Pernia comes to Mumbai
Delhi-based stylist and fashion entrepreneur Pernia Qureshi was one of the first stylish folks of the industry to explore the territory of online couture retail. And while the world is going digital, Qureshi has launched her first multi-designer flagship store in Mumbai, not her hometown. The bigger surprise for us, however, is when the boss lady tells us, "Mumbai was a no-brainer. It is clearly the fashion capital of India! We see Mumbai as the land of possibility, where you can be whoever or whatever you want."
For the sprawling 1,500sqft store, Qureshi chose Juhu Tara Road as her address, which she considers as the heart of premium shopping in the city. "We are offering the best of established as well as emerging designers to exhibit a variety for every modern woman to reckon with. Unlike any other store in India, we will focus on rotating in-store merchandise, as fast as every two weeks," Qureshi told this diarist.

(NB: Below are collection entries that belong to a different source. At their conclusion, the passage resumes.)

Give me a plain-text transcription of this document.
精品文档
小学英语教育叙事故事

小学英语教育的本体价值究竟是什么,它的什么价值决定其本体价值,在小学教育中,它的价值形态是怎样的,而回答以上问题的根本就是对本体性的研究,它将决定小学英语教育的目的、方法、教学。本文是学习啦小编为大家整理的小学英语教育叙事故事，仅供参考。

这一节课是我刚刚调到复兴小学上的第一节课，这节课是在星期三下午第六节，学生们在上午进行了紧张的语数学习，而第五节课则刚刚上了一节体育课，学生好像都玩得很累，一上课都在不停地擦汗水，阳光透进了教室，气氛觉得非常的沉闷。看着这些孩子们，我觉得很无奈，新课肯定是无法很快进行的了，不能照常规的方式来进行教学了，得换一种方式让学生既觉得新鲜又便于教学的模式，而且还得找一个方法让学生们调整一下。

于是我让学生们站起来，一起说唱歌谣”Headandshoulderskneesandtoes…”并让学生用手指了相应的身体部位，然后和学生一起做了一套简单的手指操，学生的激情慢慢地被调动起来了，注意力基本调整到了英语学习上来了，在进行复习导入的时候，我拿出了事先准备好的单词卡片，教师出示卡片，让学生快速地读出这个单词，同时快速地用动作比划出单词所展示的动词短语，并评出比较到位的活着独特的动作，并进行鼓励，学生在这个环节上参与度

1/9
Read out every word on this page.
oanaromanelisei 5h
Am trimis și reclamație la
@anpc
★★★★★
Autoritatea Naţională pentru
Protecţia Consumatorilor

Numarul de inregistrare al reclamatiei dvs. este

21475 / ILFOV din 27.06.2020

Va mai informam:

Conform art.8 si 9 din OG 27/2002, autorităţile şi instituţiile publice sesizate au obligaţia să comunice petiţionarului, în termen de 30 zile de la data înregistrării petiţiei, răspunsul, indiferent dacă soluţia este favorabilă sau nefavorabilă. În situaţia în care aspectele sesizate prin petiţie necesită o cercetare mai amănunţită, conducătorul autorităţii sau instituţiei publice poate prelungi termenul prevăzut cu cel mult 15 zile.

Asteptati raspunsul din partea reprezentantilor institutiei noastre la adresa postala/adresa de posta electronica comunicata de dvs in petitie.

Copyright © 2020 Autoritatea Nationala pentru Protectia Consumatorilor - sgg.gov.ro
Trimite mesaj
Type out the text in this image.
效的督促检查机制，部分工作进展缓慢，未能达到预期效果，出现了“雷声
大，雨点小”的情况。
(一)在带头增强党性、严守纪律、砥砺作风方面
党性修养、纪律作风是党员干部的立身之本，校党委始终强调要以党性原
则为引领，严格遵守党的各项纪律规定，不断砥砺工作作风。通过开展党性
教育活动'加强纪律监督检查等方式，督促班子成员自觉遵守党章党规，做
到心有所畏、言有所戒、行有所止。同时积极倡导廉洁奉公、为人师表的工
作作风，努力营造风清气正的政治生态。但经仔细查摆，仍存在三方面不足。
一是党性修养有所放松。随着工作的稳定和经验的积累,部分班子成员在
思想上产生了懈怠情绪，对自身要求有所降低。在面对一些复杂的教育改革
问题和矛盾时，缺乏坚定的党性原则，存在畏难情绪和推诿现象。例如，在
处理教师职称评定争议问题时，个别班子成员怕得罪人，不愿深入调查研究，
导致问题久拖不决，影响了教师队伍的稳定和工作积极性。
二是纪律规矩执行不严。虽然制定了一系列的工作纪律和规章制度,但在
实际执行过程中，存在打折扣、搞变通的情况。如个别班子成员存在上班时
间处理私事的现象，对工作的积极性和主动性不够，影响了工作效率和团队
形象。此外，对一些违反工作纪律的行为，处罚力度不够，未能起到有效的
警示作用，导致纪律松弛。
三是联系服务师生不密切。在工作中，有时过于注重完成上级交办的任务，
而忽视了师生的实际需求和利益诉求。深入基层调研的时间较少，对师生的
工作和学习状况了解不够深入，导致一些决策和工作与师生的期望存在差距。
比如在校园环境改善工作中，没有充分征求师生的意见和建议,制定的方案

Lilly Singh and Priyanka Chopra. Pic/AFP
Africa calling for PeeCee
We knew that Priyanka Chopra has stamped her presence on the West with her performances in Baywatch and Quantico. But what we didn't know is that she had also won hearts in South Africa. And it's an unlikely source that we got this piece of news from — the Canadian-Indian star Lilly Singh. Singh had made a pit stop at a school while visiting the country, and was surprised to find a photograph there of PeeCee posing with students. So, she made an impromptu video urging the actor to return, with some students too joining in with, "Come back, Priyanka. We miss you." Let's hope she's listening.
A graphically novel inclusion
While it doesn't take long for many to restrict the definition of graphic novels to comic books for serious people, the judges of the Man Booker Prize have assured otherwise. For the first time in history, a graphic novel has been longlisted for the prestigious award. Sabrina, by American author Nick Drnaso, is centered around the disappearance of a young woman and the trail of fake news and social media frenzy that follows. For 29-year-old Drnaso — who has been nominated alongside former winner Michael Ondaatje —making it to the longlist marks a remarkable achievement, after he won the Los Angeles Times Book Prize for his debut novel, Beverly, in 2016.
A controversy erupted down south on Monday, when 105 activists and members of the Malayalam film industry protested the state government's decision to invite actor Mohanlal to be the chief guest at this year's Kerala State Film Awards ceremony. While the letter, which has been signed by actors Prakash Raj, Rima Kallingal, Geetu Mohandas and Sruthi Hariharan among others, does not mention the superstar's name, it stems from another controversy surrounding the Association of Malayalam Movie Artists, of which Mohanlal is president.
The association had attempted to reinstate actor Dileep, who was ousted from the actors' guild last year due to his involvement in a sexual assault case. As opinions keep pouring in, Academy Award-winning sound designer Resul Pookutty made an online statement yesterday explaining why he refused to sign the letter even as he agrees that it is the CM who should give the awards. "I have immense respect and adulation for all our mainstream stars and technicians, directors, writers, singers and composers. It's their work that attracted me to the magic of silver screen and became what I have become. The view that inviting a bigger star is going to destroy the sanctity of the State Award is a mere fear stemmed out of a structured thinking [sic]..." he said.
This is one mess that we don't see clearing out anytime soon.